Nadmieniłem już nie raz że fascynuje mnie południe stanów zjednoczonych. Może nie jestem obywatelem Dixie, ale niewątpliwie tamtejszy styl życia jest mi bliski i czuję głęboką tęsknotę za tym utraconym krajem, który odmieniła klęska Roberta E. Lee.
Ale bez smętów.
Wracając niedawno z urlopowego wyjazdu, słuchaliśmy w samochodzie różnych rytmów z szeroko pojętego południa. Od Nowego Meksyku i Texasu, po dorzecze Missisipi i bagna Florydy. Tak mną to zakręciło, że wyszukałem małe co nieco i ... teraz słucham zapętlonej play listy.

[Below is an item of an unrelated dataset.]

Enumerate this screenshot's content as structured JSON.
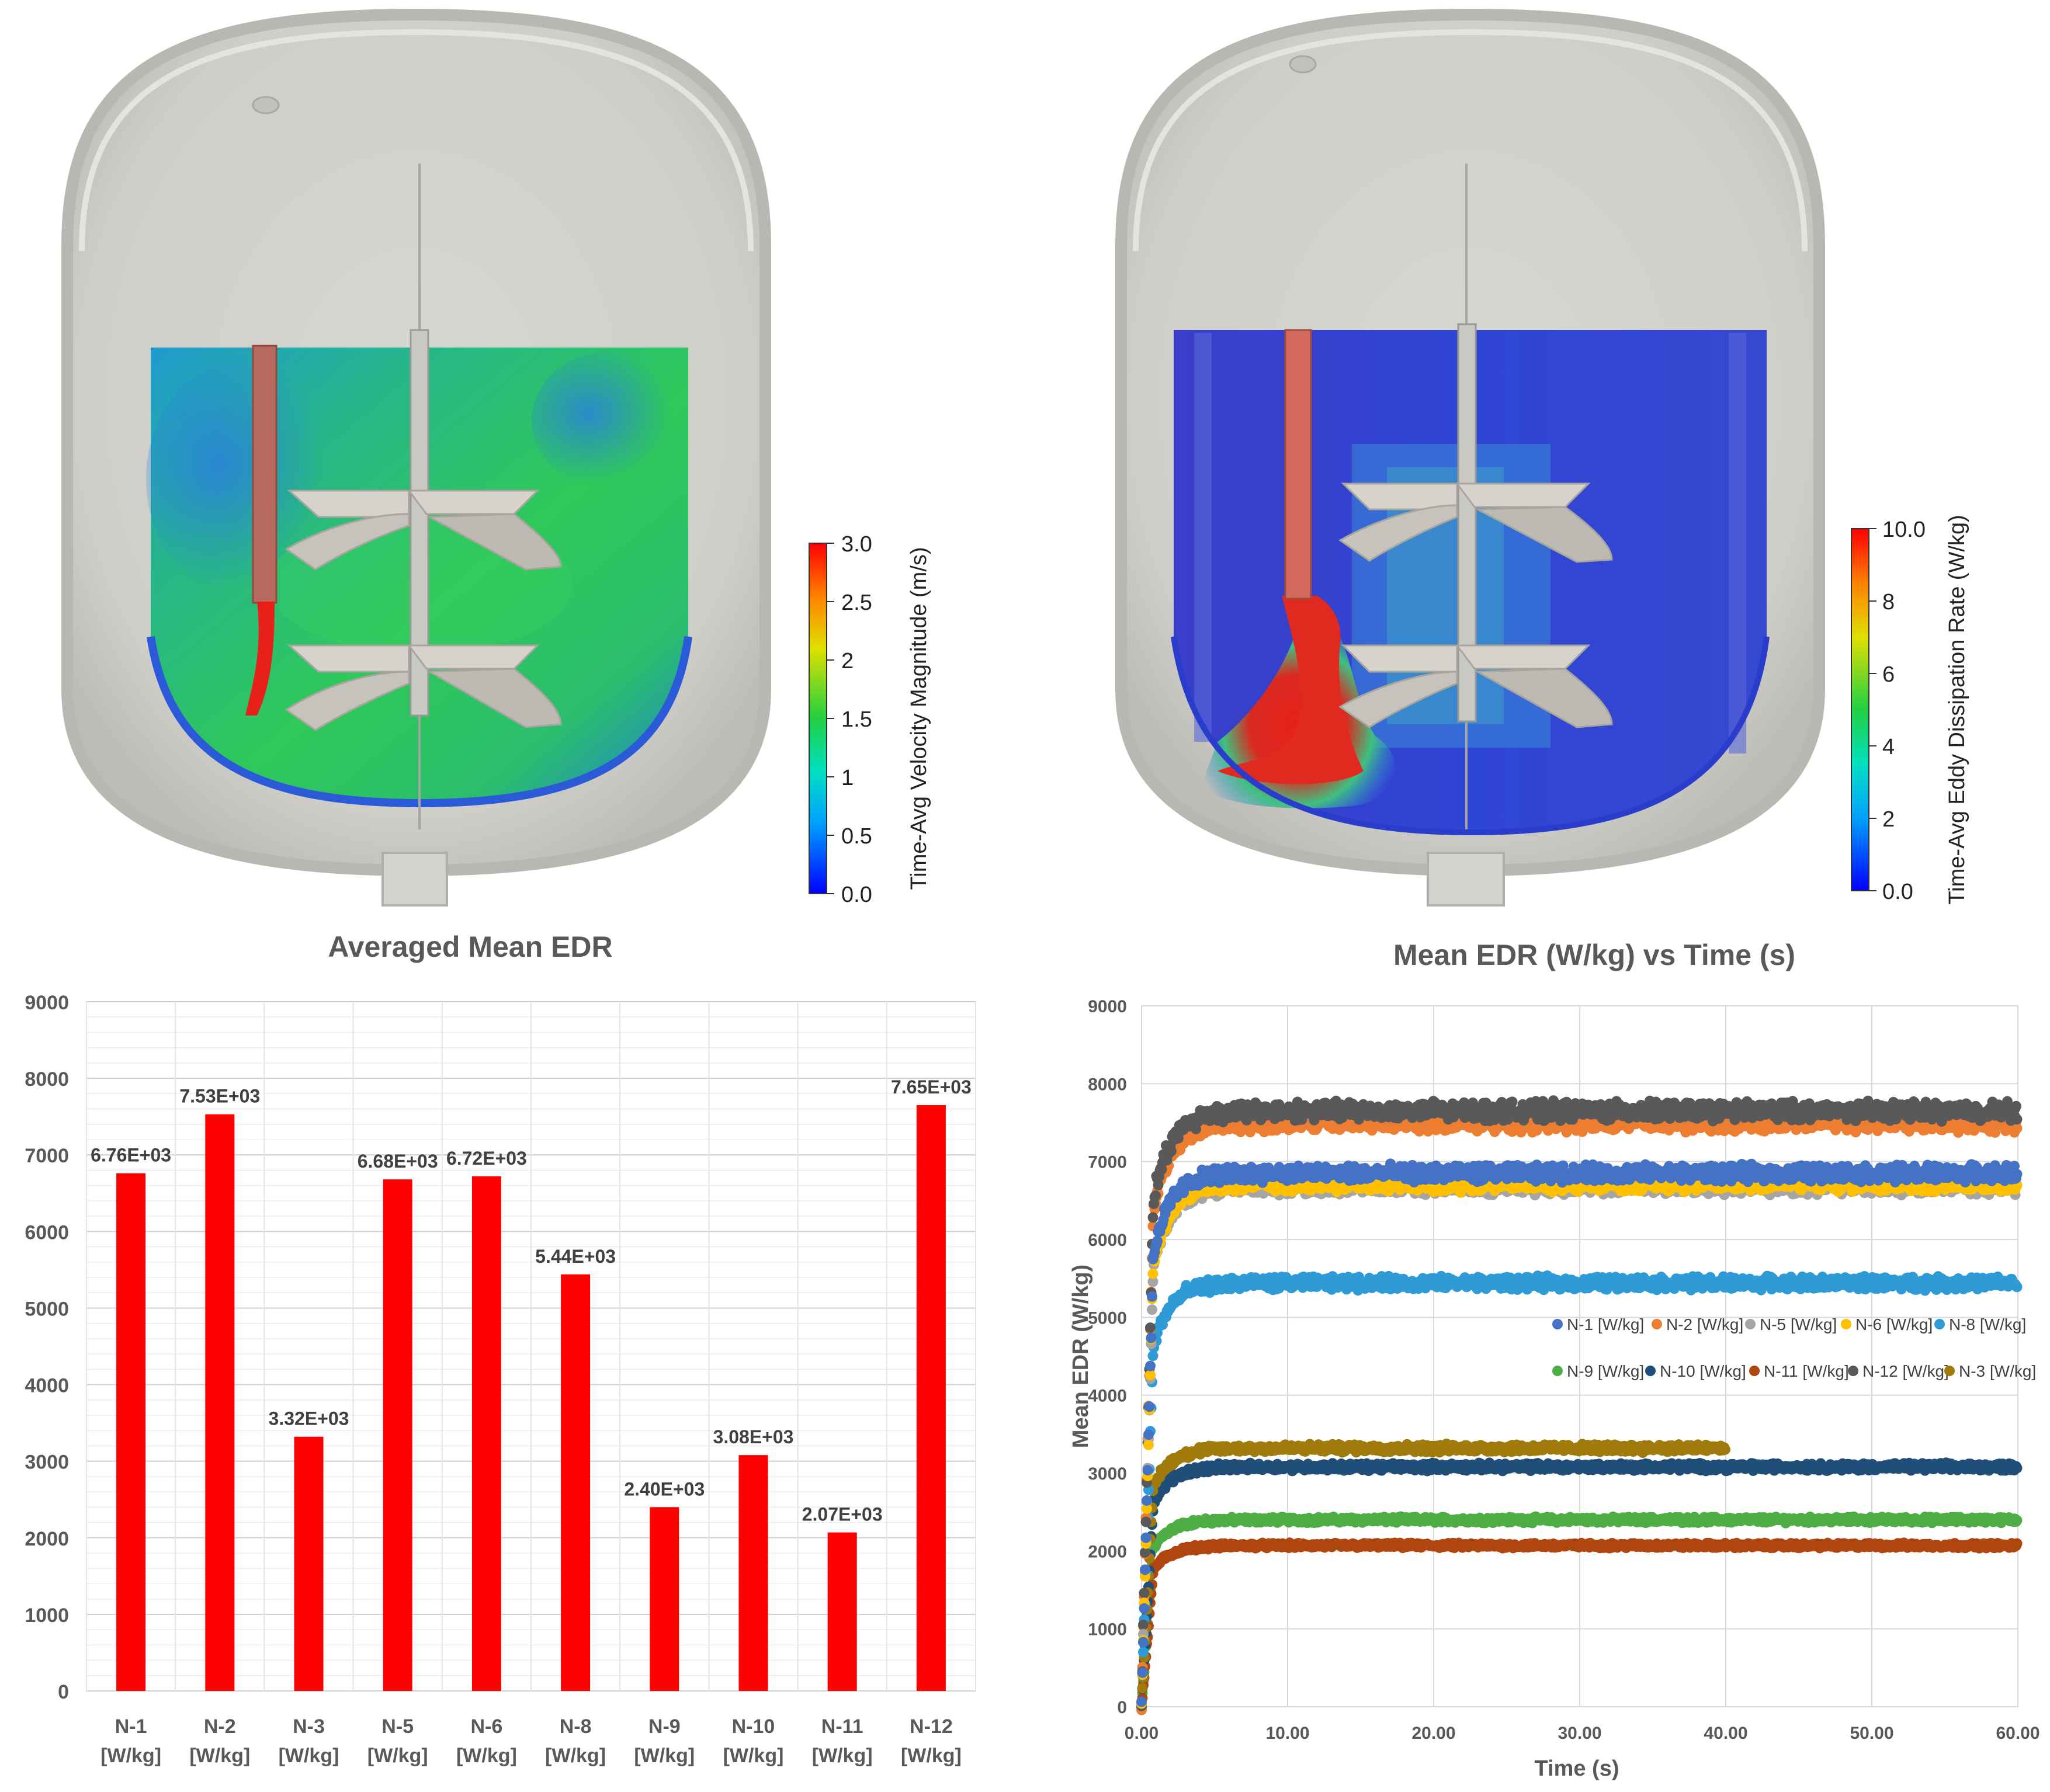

Wybrałem utwory które znam głównie z filmów bądź trafiłem kiedyś na YouTube.
Poniżej mała próbka tego co mi teraz w głowie gra.
Powyżej Wayfaring Stranger - wykonuje Jack White, w filmie Cold Mountain.
A teraz, Soggy Bottom Boys - I'am a Men of Constant Sorrow z filmu "O brother where art thou?"
A na koniec coś nowszego co jednak przykuło moją uwagę .... hm ... w sumie to juz bardziej country ale .. i tak coś w sobie ma ^_^
Może nie mam gustu muzycznego ale za to wiem co mi się podoba i co mnie intryguje.
Może nie mam gustu muzycznego ale za to wiem co mi się podoba i co mnie intryguje.
Big & Rich - Save a Horse (Ride a Cowboy)
Jak widzicie, wszędzie czają się inspiracje ... jakie, to już inna kwestia. Czają się i trzeba uważać co nam wpadnie do głowy, bo możemy mieć problem by się tego pozbyć. Tak ja Ja teraz.